While there was a pride in working for Switzerland's second largest lender there is now a sense of sadness and anger towards management at the very top of the company, they said.

"This isn't 2008, let's be clear on that, but it is 2008 for Credit Suisse. Credit Suisse was very proud of itself, that they weren't one of the state bailed-out European banks in 2008, and unfortunately there's a real sense within the employees of the mismanagement of a few since that date, potentially arrogance, has cost 50,000 people their jobs."

Credit Suisse had been listed as one of roughly 30 banks dubbed too big to fail. Given the collapse, the source spoke of anger towards senior bosses.

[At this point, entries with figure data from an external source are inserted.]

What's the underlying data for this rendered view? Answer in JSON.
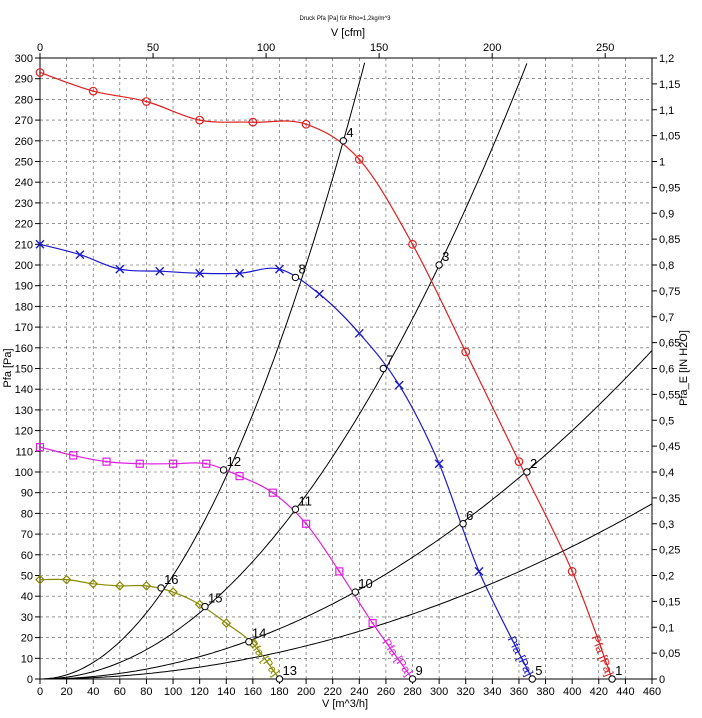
{
  "chart_data": {
    "type": "line",
    "title": "Druck Pfa [Pa] für Rho=1,2kg/m^3",
    "xlabel": "V [m^3/h]",
    "x2label": "V [cfm]",
    "ylabel": "Pfa [Pa]",
    "y2label": "Pfa_E [IN H2O]",
    "xlim": [
      0,
      460
    ],
    "ylim": [
      0,
      300
    ],
    "x2lim": [
      0,
      270.7
    ],
    "y2lim": [
      0,
      1.2
    ],
    "grid": true,
    "x_ticks": [
      "0",
      "20",
      "40",
      "60",
      "80",
      "100",
      "120",
      "140",
      "160",
      "180",
      "200",
      "220",
      "240",
      "260",
      "280",
      "300",
      "320",
      "340",
      "360",
      "380",
      "400",
      "420",
      "440",
      "460"
    ],
    "y_ticks": [
      "0",
      "10",
      "20",
      "30",
      "40",
      "50",
      "60",
      "70",
      "80",
      "90",
      "100",
      "110",
      "120",
      "130",
      "140",
      "150",
      "160",
      "170",
      "180",
      "190",
      "200",
      "210",
      "220",
      "230",
      "240",
      "250",
      "260",
      "270",
      "280",
      "290",
      "300"
    ],
    "x2_ticks": [
      "0",
      "50",
      "100",
      "150",
      "200",
      "250"
    ],
    "y2_ticks": [
      "0",
      "0,05",
      "0,1",
      "0,15",
      "0,2",
      "0,25",
      "0,3",
      "0,35",
      "0,4",
      "0,45",
      "0,5",
      "0,55",
      "0,6",
      "0,65",
      "0,7",
      "0,75",
      "0,8",
      "0,85",
      "0,9",
      "0,95",
      "1",
      "1,05",
      "1,1",
      "1,15",
      "1,2"
    ],
    "series": [
      {
        "name": "Pfa [Pa]",
        "color": "#e02020",
        "marker": "circle",
        "x": [
          0,
          40,
          80,
          120,
          160,
          200,
          240,
          280,
          320,
          360,
          400,
          430
        ],
        "y": [
          293,
          284,
          279,
          270,
          269,
          268,
          251,
          210,
          158,
          105,
          52,
          0
        ],
        "label": "Pfa [Pa]"
      },
      {
        "name": "Pfa [Pa]",
        "color": "#1a1acc",
        "marker": "cross",
        "x": [
          0,
          30,
          60,
          90,
          120,
          150,
          180,
          210,
          240,
          270,
          300,
          330,
          370
        ],
        "y": [
          210,
          205,
          198,
          197,
          196,
          196,
          198,
          186,
          167,
          142,
          104,
          52,
          0
        ],
        "label": "Pfa [Pa]"
      },
      {
        "name": "Pfa [Pa]",
        "color": "#e020e0",
        "marker": "square",
        "x": [
          0,
          25,
          50,
          75,
          100,
          125,
          150,
          175,
          200,
          225,
          250,
          280
        ],
        "y": [
          112,
          108,
          105,
          104,
          104,
          104,
          98,
          90,
          75,
          52,
          27,
          0
        ],
        "label": "Pfa [Pa]"
      },
      {
        "name": "Pfa [Pa]",
        "color": "#8a8a00",
        "marker": "diamond",
        "x": [
          0,
          20,
          40,
          60,
          80,
          100,
          120,
          140,
          160,
          180
        ],
        "y": [
          48,
          48,
          46,
          45,
          45,
          42,
          36,
          27,
          17,
          0
        ],
        "label": "Pfa [Pa]"
      }
    ],
    "system_curves": [
      {
        "name": "c4",
        "k": 0.005
      },
      {
        "name": "c3",
        "k": 0.00222
      },
      {
        "name": "c2",
        "k": 0.00075
      },
      {
        "name": "c1",
        "k": 0.0004
      }
    ],
    "operating_points": [
      {
        "label": "4",
        "x": 228,
        "y": 260
      },
      {
        "label": "3",
        "x": 300,
        "y": 200
      },
      {
        "label": "2",
        "x": 366,
        "y": 100
      },
      {
        "label": "1",
        "x": 430,
        "y": 0
      },
      {
        "label": "8",
        "x": 192,
        "y": 194
      },
      {
        "label": "7",
        "x": 258,
        "y": 150
      },
      {
        "label": "6",
        "x": 318,
        "y": 75
      },
      {
        "label": "5",
        "x": 370,
        "y": 0
      },
      {
        "label": "12",
        "x": 138,
        "y": 101
      },
      {
        "label": "11",
        "x": 192,
        "y": 82
      },
      {
        "label": "10",
        "x": 237,
        "y": 42
      },
      {
        "label": "9",
        "x": 280,
        "y": 0
      },
      {
        "label": "16",
        "x": 91,
        "y": 44
      },
      {
        "label": "15",
        "x": 124,
        "y": 35
      },
      {
        "label": "14",
        "x": 157,
        "y": 18
      },
      {
        "label": "13",
        "x": 180,
        "y": 0
      }
    ]
  }
}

"I think that something has not gone right and there's a lot of anger towards top management that the actions of a few over a period of time have cost a lot of people their job," they said.

"When I started, it was a really top bank. It's got huge heritage, it is a globally well-known bank, you were very proud to work there.

"Unfortunately, that pride in the last two years had started to diminish, you've seen a lot of people leave and people are voting with their feet."

Now, in the London office at least, the source is planning their next move. "You'd be silly not to," they said.

"It's a tough market at the moment and there's a limited supply, you don't want to be the last one out and yeah, your days definitely feel numbered. Whether that's true or not, time will tell."